Suppose my dataset is a 100 x 3
matrix filled with categorical variables. I would like to do binary classification on the response variable. Let's make up a dataset with following code:
set.seed(2013)
y <- as.factor(round(runif(n=100,min=0,max=1),0))
var1 <- rep(c("red","blue","yellow","green"),each=25)
var2 <- rep(c("shortest","short","tall","tallest"),25)
df <- data.frame(y,var1,var2)
The data looks like this:
> head(df)
y var1 var2
1 0 red shortest
2 1 red short
3 1 red tall
4 1 red tallest
5 0 red shortest
6 1 red short
I tried to do random forest and adaboost on this data with two different approaches. The first approach is to use the data as it is:
> library(randomForest)
> randomForest(y~var1+var2,data=df,ntrees=500)
Call:
randomForest(formula = y ~ var1 + var2, data = df, ntrees = 500)

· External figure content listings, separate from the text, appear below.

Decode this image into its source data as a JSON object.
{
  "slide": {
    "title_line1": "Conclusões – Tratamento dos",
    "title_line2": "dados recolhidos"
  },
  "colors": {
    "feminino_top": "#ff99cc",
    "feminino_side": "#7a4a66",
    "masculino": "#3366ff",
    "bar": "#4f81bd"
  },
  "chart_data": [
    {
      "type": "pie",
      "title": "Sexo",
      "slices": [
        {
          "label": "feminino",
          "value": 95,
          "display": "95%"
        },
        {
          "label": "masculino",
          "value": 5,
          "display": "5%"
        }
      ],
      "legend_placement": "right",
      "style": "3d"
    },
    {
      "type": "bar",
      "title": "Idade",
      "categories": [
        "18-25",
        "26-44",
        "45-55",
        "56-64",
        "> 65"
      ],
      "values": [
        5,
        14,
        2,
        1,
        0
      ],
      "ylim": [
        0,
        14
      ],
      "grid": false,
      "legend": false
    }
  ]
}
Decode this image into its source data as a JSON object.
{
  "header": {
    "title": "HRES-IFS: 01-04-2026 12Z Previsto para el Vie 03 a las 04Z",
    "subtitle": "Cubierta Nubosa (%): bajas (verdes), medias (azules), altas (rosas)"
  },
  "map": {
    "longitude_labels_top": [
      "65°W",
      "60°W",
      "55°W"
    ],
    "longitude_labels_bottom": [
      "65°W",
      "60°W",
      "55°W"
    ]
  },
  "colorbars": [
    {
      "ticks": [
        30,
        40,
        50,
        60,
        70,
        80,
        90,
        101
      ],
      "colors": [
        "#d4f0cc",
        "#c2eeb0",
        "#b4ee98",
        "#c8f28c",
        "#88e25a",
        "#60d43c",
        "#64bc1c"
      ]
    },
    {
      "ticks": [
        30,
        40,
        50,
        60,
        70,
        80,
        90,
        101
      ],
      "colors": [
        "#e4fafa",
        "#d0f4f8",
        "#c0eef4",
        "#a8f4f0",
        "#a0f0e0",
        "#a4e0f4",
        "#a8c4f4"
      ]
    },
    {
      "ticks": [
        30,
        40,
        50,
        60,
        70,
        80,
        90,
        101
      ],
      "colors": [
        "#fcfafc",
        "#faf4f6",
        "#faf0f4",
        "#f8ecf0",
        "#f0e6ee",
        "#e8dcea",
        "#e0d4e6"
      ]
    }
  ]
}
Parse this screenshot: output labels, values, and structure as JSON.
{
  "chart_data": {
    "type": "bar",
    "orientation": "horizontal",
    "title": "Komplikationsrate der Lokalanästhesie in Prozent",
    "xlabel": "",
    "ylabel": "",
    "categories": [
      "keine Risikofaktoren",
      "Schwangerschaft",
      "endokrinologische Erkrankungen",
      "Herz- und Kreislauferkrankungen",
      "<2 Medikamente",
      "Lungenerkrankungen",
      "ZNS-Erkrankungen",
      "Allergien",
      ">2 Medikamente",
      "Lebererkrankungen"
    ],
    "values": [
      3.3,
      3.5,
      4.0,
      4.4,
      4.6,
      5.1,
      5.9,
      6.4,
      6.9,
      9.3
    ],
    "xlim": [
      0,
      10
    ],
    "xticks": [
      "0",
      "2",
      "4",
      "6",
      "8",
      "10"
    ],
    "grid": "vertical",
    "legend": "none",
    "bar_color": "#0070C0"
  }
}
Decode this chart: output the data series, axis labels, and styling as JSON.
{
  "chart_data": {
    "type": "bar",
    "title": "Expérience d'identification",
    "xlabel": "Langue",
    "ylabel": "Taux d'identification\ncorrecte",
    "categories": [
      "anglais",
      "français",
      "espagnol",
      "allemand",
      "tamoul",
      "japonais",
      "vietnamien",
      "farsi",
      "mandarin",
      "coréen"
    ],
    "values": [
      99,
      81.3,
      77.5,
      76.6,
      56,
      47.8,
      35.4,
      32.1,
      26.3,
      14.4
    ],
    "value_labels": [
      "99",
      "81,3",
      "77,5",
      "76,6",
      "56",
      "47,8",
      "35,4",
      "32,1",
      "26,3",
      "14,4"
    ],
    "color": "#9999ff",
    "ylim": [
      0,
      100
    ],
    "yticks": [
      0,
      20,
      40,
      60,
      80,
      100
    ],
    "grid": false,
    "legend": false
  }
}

Type of random forest: classification
Number of trees: 500
No. of variables tried at each split: 1
OOB estimate of error rate: 44%
Confusion matrix:
0 1 class.error
0 29 22 0.4313725
1 22 27 0.4489796
----------------------------------------------------
> library(ada)
> ada(y~var1+var2,data=df)
Call:
ada(y ~ var1 + var2, data = df)
Loss: exponential Method: discrete Iteration: 50
Final Confusion Matrix for Data:
Final Prediction
True value 0 1
0 34 17
1 16 33
Train Error: 0.33
Out-Of-Bag Error: 0.33 iteration= 11
Additional Estimates of number of iterations:
train.err1 train.kap1
10 16
The second approach is to transform the dataset into wide format and treat each category as a variable. The reason I am doing this is because my actual dataset has 500+ factors in var1 and var2, and as a result, tree partitioning will always divide the 500 categories into 2 splits. A lot of information is lost by doing that. To transform the data:
id <- 1:100
library(reshape2)
tmp1 <- dcast(melt(cbind(id,df),id.vars=c("id","y")),id+y~var1,fun.aggregate=length)
tmp2 <- dcast(melt(cbind(id,df),id.vars=c("id","y")),id+y~var2,fun.aggregate=length)
df2 <- merge(tmp1,tmp2,by=c("id","y"))
The new data looks like this:
> head(df2)
id y blue green red yellow short shortest tall tallest
1 1 0 0 0 2 0 0 2 0 0
2 10 1 0 0 2 0 2 0 0 0
3 100 0 0 2 0 0 0 0 0 2
4 11 0 0 0 2 0 0 0 2 0
5 12 0 0 0 2 0 0 0 0 2
6 13 1 0 0 2 0 0 2 0 0
I apply random forest and adaboost to this new dataset:
> library(randomForest)
> randomForest(y~blue+green+red+yellow+short+shortest+tall+tallest,data=df2,ntrees=500)
Call:
randomForest(formula = y ~ blue + green + red + yellow + short + shortest + tall + tallest, data = df2, ntrees = 500)
Type of random forest: classification
Number of trees: 500
No. of variables tried at each split: 2
OOB estimate of error rate: 39%
Confusion matrix:
0 1 class.error
0 32 19 0.3725490
1 20 29 0.4081633
----------------------------------------------------
> library(ada)
> ada(y~blue+green+red+yellow+short+shortest+tall+tallest,data=df2)
Call:
ada(y ~ blue + green + red + yellow + short + shortest + tall +
tallest, data = df2)
Loss: exponential Method: discrete Iteration: 50
Final Confusion Matrix for Data:
Final Prediction
True value 0 1
0 36 15
1 20 29
Train Error: 0.35
Out-Of-Bag Error: 0.33 iteration= 26
Additional Estimates of number of iterations:
train.err1 train.kap1
5 10
The results from two approaches are different. The difference is more obvious as we introduce more levels in each variable, i.e., var1
and var2
. My question is, since we are using exactly the same data, why is the result different? How should we interpret the results from both approaches? Which is more reliable?